Bedingungslose Liebe?

Erstaunlicherweise bedarf das Gefühl der Liebe nicht zwangsläufig eines Gegenübers, nicht einmal eines vorgestellten. Es kann einfach ein Seinszustand sein, etwas, in dem wir uns bewegen, das uns harmonisch von innen nach außen verweist und alles umfasst. Ohne Bedingungen.

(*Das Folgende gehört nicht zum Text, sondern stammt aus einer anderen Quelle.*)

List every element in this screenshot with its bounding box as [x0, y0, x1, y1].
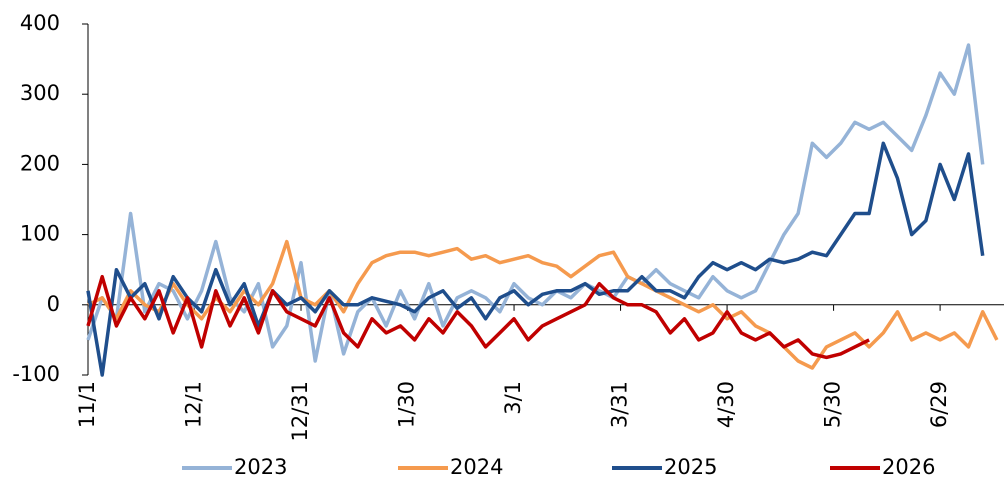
x-tick-label: 3/31	[608, 381, 632, 428]
x-tick-label: 6/29	[927, 381, 951, 428]
y-tick-label: 400	[20, 11, 60, 35]
x-tick-label: 5/30	[821, 381, 845, 428]
legend-label: 2025	[664, 455, 717, 479]
y-tick-label: 200	[20, 151, 60, 175]
x-tick-label: 12/1	[182, 381, 206, 428]
legend-label: 2023	[234, 455, 287, 479]
y-tick-label: -100	[12, 362, 60, 386]
x-tick-label: 1/30	[395, 381, 419, 428]
x-tick-label: 12/31	[288, 381, 312, 442]
y-tick-label: 100	[20, 222, 60, 246]
series-line	[86, 274, 870, 360]
series-line	[87, 239, 999, 370]
legend-label: 2024	[450, 455, 503, 479]
x-tick-label: 4/30	[714, 381, 738, 428]
x-tick-label: 11/1	[75, 381, 99, 428]
y-tick-label: 300	[20, 81, 60, 105]
series-line	[86, 43, 985, 363]
legend-label: 2026	[882, 455, 935, 479]
y-tick-label: 0	[47, 292, 60, 316]
x-tick-label: 3/1	[501, 381, 525, 415]
series-line	[86, 141, 985, 377]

Doch dieses Gefühl auf jemanden zu beziehen und unabhängig von dem was er ist aufrechtzuerhalten, hieße oft, an ihm vorbeizulieben. Denn sobald wir mit ihm "in Resonanz treten", wird unsere Liebe zu einer bestimmten Liebe. Bedingungslos kann sie bleiben, bezogen auf das, was der andere im tiefsten Innern ist, da wo alles ineinander übergeht. Doch nach außen ist er meist etwas anderes, und die Liebe muss ihm dorthin folgen - oder weitgehend ausbleiben. Das höchste Bewusstsein mag zwar überallhin folgen können, doch ich kann es nicht, Sie wohl auch nicht und sicher auch der hellste "Erleuchtete" nicht. (Er kann sich nur an das Innerste von jedem wenden.) So wird sich auch die Intensität unserer Liebe ändern, je nachdem wie weit der andere ihre "Bedingungen" erfüllt.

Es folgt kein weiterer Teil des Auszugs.